The U.S. Supreme Court is expected to rule on two cases this month that could prohibit consideration of race in college admissions, undoing a 45-year history of Affirmative Action dating back to 1978.
Last October, conservative activist Edward Blum, president of Students for Fair Admissions, filed a lawsuit against Harvard claiming it discriminated against Asian-American applicants. Lower courts found no evidence of that claim, and no students testified against the current race-based policies at Harvard or in a separate suit involving the University of North Carolina.
Still, given the Supreme Court’s conservative majority, many expect an end to the policy, which supporters say has helped boost enrollment in colleges and universities for historically underrepresented groups.
“Progressives, patriots, and free thinkers of all colors and creeds and sexual orientations need to unite in the struggle to preserve the core American principles of inclusivity and multicultural democracy,” said civil rights lawyer Lisa Holder, president of the Equal Justice Society (EJS) in Oakland, California.
Holder spoke with reporters last week during a news briefing organized by Ethnic Media Services. She noted Affirmative Action is the best way to undo the historical legacy of inequality and discrimination in higher education, adding that California schools would become more segregated without it.
“We’re looking at apartheid schools where children of color are not getting access to opportunity. That is un-American,” she said. Holder noted the consensus among social scientists that diverse educational environments are 35% more productive than those that are more homogeneous.
Students who testified before the high court in both the Harvard case as well as a separate case involving the University of North Carolina – also filed by Blum’s group – stressed the advantages of being part of a more diverse student body.
Echoes of Roe v. Wade
In its 1978 Regents of University of California v. Bakke decision, the Supreme Court ruled that schools’ use of Affirmative Action policies to enhance student diversity is constitutional.
Tomas Saenz, president of the Mexican American Legal Defense and Educational Fund (MALDEF) and former member of the Los Angeles County Board of Education – where he served for two decades – worries this current court is poised to overturn that longstanding precedent.
“We don’t know when it will come down,” Saenz said. But given the court’s stated views on race-conscious Affirmative Action policies, he expects the justices will overturn it just as they did with the Dobbs ruling last year overturning Roe v. Wade.
“I consider that to be the likely outcome,” he said, noting the Supreme Court revisited the issue of race conscious Affirmative Action in higher education on three separate occasions. Each time the court majority reasserted that the Bakke precedent continued to be the law.
“So, overturning that precedent would be extraordinary and on a par with the Dobbs decision of last year,” Saenz said.

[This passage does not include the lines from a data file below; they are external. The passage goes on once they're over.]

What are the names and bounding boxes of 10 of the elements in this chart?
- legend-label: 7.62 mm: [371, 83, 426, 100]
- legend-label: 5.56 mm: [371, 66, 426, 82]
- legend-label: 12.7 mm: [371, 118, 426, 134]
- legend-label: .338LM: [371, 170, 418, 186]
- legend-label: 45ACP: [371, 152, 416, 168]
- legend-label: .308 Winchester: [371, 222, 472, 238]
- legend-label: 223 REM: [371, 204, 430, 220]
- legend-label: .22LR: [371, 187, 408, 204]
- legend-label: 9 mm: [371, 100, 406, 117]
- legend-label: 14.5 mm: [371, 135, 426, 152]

He also predicted that opponents of Affirmative Action would seek to expand the court’s rationale. “This case will have nothing whatsoever to say about Affirmative Action in employment or contracting. And anyone who asserts otherwise, is misleading you,” Saenz said.
“You will hear folks from the right assert that somehow this Supreme Court decision also means that ethnic studies, even critical race theory, must be eliminated from schools.” On the contrary, Saenz says the decision will say nothing about curriculum.
Impacts on campus diversity
John C. Yang, president and CEO of Asian Americans Advancing Justice (AAJC) reiterated that lower courts found no evidence of discrimination against Asian-Americans in Harvard’s admissions process, which is the basis of the lawsuit.
“An admissions process considering race… remains necessary to ensure that equally qualified students from communities of color have the same access as privileged white students,” Yang said.
He noted 28% of the incoming Harvard class are Asian-Americans and their numbers have quadrupled since 1978 when the Bakke decision was issued.
“Any suggestion that somehow Asian-Americans are being discriminated against is just belied by these simple facts,” Yang continued. If Affirmative Action is overturned, he anticipated campus diversity at Harvard would decrease from 14% to 6% for Blacks and from 14% to 9% for Latinos.
“At the end of the day, we have to recognize that we are not in a race-blind society. Our lived experiences should not be up for debate,” Yang said.
What about legacy admissions?
Michele Siqueiros has been supporting greater college access for students of color since 2004, and says it hasn’t been that long since women, Black, Latino, Indigenous and Asian-American students were even permitted to attend universities.
“Affirmative Action alone was never intended to be the panacea,” said Siqueiros, president of The Campaign for College Opportunity, a California-based non-profit.
“We must do everything in our power to provide all students an equal opportunity to pursue a college education,” she stressed, adding that with the anticipated SCOTUS ruling more will need to be done to ensure universities do not discriminate against students of color.
Siqueiros also pointed out that conservative opponents of Affirmative Action have nothing to say about legacy admissions – which can account for a quarter or more of all admissions at Ivy League schools like Harvard – or about recruiters exclusively visiting rich, wealthy, and predominantly white high schools.
“There are a lot of practices in higher education that should be challenged and removed,” said Siqueiros. “It’s really unfortunate that Affirmative Action is the one that’s being attacked today.”